MY LIFE WITH PLANTS: Crete's Unusual Plants and Wildflowers


By Jim Bishop.

This is the second of a series about Jim's three-week wildflower tour of Greece and Crete. You can read the first article here. Jim's Facebook albums with photos from this trip can be viewed by following the links in these articles.

After viewing the romantic sunrise over the Myrtoan Sea among the ruins and wildflowers of Monemvasia, we spent the last week of the tour on the Greek Island of Crete. Crete is largest and most populous of the Greek Islands and is the fifth largest island in the Mediterranean Sea. The island runs approximately 160 miles east to west, but is only sixty miles wide at its widest point. It has several mountain ranges with the highest peaks over 8000 feet! The island is also known for its very narrow and deep gorges that mostly run south to north.

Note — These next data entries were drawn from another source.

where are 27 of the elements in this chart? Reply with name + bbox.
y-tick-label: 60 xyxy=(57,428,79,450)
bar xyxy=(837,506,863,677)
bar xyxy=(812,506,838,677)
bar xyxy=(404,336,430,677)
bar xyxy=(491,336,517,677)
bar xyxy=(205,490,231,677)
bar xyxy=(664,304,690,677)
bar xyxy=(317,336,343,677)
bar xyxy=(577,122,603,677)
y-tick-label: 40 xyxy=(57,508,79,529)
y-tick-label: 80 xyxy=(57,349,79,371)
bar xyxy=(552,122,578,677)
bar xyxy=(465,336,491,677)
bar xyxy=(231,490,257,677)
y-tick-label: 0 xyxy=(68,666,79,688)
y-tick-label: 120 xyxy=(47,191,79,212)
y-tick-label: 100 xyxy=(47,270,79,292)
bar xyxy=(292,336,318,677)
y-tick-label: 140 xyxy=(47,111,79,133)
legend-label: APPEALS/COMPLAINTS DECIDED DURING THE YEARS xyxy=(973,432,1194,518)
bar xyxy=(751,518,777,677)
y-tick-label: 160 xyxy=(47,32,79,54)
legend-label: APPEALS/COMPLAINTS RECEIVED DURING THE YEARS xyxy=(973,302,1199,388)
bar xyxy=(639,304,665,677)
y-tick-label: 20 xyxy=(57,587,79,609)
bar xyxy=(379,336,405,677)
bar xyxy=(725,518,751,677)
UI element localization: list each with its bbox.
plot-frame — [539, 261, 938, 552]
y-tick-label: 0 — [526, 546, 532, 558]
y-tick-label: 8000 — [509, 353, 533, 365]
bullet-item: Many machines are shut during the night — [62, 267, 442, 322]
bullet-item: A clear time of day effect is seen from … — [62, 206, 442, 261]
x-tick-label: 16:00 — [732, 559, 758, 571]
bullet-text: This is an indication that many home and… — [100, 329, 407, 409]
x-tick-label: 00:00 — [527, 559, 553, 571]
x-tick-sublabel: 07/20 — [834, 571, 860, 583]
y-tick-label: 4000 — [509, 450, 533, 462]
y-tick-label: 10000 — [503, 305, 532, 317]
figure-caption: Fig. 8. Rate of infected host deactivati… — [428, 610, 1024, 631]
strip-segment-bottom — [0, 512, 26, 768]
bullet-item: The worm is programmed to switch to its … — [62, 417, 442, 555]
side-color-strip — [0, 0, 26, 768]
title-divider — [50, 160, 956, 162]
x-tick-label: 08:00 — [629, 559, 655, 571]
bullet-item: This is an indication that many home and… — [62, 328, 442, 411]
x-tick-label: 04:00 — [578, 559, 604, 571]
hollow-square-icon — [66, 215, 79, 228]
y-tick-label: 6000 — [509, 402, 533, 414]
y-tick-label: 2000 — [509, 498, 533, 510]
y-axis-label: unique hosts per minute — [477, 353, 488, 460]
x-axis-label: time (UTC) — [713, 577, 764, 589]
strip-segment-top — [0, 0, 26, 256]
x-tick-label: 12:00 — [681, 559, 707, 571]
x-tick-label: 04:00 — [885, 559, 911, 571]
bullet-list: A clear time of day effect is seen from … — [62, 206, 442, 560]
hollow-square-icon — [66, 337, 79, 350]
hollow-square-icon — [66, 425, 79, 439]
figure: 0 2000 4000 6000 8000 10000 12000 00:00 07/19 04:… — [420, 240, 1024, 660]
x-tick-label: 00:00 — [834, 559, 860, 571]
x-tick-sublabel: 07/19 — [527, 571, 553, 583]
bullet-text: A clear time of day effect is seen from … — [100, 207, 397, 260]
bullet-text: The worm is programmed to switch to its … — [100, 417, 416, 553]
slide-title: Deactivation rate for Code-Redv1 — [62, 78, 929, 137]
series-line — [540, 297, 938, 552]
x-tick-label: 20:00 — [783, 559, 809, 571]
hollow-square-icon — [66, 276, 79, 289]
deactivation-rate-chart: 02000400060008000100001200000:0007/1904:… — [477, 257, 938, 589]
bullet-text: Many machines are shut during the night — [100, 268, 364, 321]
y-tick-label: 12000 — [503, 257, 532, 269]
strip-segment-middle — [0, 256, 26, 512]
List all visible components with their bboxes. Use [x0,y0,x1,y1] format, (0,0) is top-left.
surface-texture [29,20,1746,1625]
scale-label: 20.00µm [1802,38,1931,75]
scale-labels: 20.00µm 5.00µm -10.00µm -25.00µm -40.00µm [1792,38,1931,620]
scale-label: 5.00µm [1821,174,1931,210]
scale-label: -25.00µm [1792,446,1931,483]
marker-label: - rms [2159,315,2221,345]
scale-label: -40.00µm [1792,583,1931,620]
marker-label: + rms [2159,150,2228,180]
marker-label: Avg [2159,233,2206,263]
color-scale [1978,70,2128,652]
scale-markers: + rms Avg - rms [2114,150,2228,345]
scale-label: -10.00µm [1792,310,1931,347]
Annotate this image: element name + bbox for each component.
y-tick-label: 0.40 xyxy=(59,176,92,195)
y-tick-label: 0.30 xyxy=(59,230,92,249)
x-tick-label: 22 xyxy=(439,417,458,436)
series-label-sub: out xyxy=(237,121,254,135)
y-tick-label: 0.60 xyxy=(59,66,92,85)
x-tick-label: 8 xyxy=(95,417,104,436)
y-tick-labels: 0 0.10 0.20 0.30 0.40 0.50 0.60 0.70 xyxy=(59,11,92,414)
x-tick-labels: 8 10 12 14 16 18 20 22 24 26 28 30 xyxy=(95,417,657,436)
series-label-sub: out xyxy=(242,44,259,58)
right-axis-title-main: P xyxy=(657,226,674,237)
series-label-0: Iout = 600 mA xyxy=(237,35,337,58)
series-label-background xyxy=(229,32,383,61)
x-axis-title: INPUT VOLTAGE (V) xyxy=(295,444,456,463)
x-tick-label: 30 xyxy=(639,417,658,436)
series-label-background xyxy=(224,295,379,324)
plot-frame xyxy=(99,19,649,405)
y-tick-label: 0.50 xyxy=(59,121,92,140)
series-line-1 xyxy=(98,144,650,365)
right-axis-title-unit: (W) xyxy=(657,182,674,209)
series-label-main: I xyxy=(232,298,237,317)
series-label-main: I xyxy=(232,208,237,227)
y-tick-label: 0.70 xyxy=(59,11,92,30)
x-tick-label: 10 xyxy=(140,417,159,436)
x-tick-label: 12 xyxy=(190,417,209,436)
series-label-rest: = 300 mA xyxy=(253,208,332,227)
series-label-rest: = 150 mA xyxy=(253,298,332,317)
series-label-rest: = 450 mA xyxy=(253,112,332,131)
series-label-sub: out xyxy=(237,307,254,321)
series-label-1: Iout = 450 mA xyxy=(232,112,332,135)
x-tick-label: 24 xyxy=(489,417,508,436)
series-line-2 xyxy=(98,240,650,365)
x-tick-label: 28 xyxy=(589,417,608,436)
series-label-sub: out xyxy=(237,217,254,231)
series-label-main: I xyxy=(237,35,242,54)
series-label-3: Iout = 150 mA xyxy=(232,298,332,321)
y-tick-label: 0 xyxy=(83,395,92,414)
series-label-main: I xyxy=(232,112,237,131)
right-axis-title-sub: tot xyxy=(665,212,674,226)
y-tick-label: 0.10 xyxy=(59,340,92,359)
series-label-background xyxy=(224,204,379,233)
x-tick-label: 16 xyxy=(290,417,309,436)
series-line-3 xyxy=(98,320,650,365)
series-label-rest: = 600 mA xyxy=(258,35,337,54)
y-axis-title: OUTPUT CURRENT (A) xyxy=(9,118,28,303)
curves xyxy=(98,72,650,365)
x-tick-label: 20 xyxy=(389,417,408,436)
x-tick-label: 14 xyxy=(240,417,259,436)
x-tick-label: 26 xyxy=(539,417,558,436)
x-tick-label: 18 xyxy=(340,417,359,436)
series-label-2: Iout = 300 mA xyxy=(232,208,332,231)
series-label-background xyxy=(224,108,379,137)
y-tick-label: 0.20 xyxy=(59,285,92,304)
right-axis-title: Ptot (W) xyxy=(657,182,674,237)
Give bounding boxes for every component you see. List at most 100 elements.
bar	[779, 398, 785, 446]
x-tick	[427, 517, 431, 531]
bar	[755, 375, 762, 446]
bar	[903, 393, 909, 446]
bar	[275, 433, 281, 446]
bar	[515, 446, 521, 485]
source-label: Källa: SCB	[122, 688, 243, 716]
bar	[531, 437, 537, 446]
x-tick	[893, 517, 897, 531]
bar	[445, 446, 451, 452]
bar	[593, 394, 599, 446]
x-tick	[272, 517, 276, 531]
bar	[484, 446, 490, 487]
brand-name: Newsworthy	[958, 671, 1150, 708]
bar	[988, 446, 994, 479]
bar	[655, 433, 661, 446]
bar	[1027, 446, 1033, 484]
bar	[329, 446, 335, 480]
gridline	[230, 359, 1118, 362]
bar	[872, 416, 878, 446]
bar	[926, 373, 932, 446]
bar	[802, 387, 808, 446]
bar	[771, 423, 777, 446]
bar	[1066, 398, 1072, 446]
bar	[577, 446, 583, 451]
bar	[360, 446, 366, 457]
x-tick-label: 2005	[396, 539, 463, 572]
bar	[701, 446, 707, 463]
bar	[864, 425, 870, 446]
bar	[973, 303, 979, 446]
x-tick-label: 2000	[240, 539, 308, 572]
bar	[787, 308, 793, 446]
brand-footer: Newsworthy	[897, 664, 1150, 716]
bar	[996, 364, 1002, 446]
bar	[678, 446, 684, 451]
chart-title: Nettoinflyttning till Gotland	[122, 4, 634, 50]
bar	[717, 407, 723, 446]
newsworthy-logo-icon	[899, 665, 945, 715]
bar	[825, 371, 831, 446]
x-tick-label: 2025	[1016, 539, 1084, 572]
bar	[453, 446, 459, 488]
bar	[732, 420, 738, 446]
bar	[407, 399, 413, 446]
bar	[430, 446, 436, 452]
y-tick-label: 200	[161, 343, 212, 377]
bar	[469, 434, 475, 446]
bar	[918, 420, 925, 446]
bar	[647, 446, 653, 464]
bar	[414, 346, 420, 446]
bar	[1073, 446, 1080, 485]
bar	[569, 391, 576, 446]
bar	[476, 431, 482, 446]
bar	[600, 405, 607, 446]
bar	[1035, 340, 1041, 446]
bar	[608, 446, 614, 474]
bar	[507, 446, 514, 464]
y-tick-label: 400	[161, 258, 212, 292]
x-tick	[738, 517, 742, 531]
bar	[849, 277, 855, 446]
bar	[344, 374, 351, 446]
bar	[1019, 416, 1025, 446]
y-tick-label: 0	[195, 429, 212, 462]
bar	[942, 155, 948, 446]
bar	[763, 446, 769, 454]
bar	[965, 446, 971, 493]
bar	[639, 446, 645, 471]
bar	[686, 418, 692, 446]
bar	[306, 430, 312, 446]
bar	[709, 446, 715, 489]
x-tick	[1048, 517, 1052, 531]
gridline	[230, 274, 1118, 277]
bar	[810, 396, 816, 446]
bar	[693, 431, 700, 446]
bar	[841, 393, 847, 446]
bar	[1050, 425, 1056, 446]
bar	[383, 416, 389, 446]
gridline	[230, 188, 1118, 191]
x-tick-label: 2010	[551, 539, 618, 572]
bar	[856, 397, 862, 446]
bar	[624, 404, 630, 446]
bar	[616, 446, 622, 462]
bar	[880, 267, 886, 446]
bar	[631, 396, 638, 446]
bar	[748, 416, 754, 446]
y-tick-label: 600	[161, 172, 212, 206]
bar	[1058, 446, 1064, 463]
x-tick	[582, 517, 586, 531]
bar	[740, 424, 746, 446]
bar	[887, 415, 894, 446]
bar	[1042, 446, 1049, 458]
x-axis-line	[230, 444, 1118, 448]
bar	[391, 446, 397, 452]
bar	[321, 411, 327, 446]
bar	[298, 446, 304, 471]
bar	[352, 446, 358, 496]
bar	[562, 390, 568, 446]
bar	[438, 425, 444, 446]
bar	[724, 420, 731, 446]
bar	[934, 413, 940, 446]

Historically, Crete is famous for having had Europe’s first advanced civilization, the Minoans (c. 2700–1420 BC). By the time of Homer, Cretan history was fully imbedded in Greek legend with tales of the Minotaur, King Midas, and Theseus. Ancient Greeks made religious pilgrimages to the island to visit its many religious shrines, including the birthplace of Zeus.

While the history is fascinating, we were there to seek out Crete's unusual plants and wildflowers and we weren’t disappointed. We started our tour in Heraklion, Crete's capital and largest city. From there, we took very long road trips, stopping along the way at floral hotspots. We headed all the way to the Mediterranean bay on the eastern tip of Crete, where there is a large grove of Phoenix theophrasti, the Cretan date palm. It has a very limited distribution, with this being the largest stand in the world.


On the way, our Greek guide, Liberto Dario, led us to see a few Aristolochia cretica, Cretan birthwort, in an isolated valley. It produces very strange-looking flowers of deep magenta, saxophone-shaped pitchers lined with white hairs. Flies are attracted to the odor of the short-lived flowers and once they crawl in, they can’t escape. The next day, the flower withers, releasing the pollen-covered fly where it will fall for the deception again and pollinate another flower. If this strange plant weren’t enough, growing near the Cretan birthwort was dragon arum (Dracunculus vulgaris). I really love that fitting Latin name. It describes the plant, with its large palmate leaves with white dots topped by an almost black calla lily-like spathe with a slender, evil-looking, long, pointed spadix rising above it. Like the Cretan birthwort, it too has a foul smell and is pollinated by flies.


The third day on Crete, we moved to a boutique hotel in Chania, the second largest town in Crete. The town is situated on a charming harbor and surrounded by many ruins from the Venetians (1205-1669) and Ottoman Turks (1669-1898), though it was also ruled prior to that by the Byzantines and Arabs. Again, from there, we set out to explore more remote areas of Crete. In the hills, we encountered fields of wildflowers: ranunculus, lupines, bulbous anemones, blue irises, red and pink species tulips, fragrant daphne, Echium species, Stachys byzantina (lamb’s ears), Linaria species, and many more.

But the most impressive for me were the many different species of wild terrestrial orchids. Over 200 species grow on Crete, though we saw just a handful of species. The largest find was on one rocky hill beside a long, winding mountainous road. (Actually, most of the roads in Crete are long, winding, and mountainous.)


The next day, I played hooky from the tour and stayed in town to check out the village and the ruins. I had a wonderful dinner overlooking the harbor, lighthouse, and Mediterranean Sea. There was a gorgeous sunset with very large clouds to the west that threatened approaching thunderstorms. That night, it rained heavily with lots of thunder and lightning. The following morning, the mountains to the south were white, donning a new coat of snow.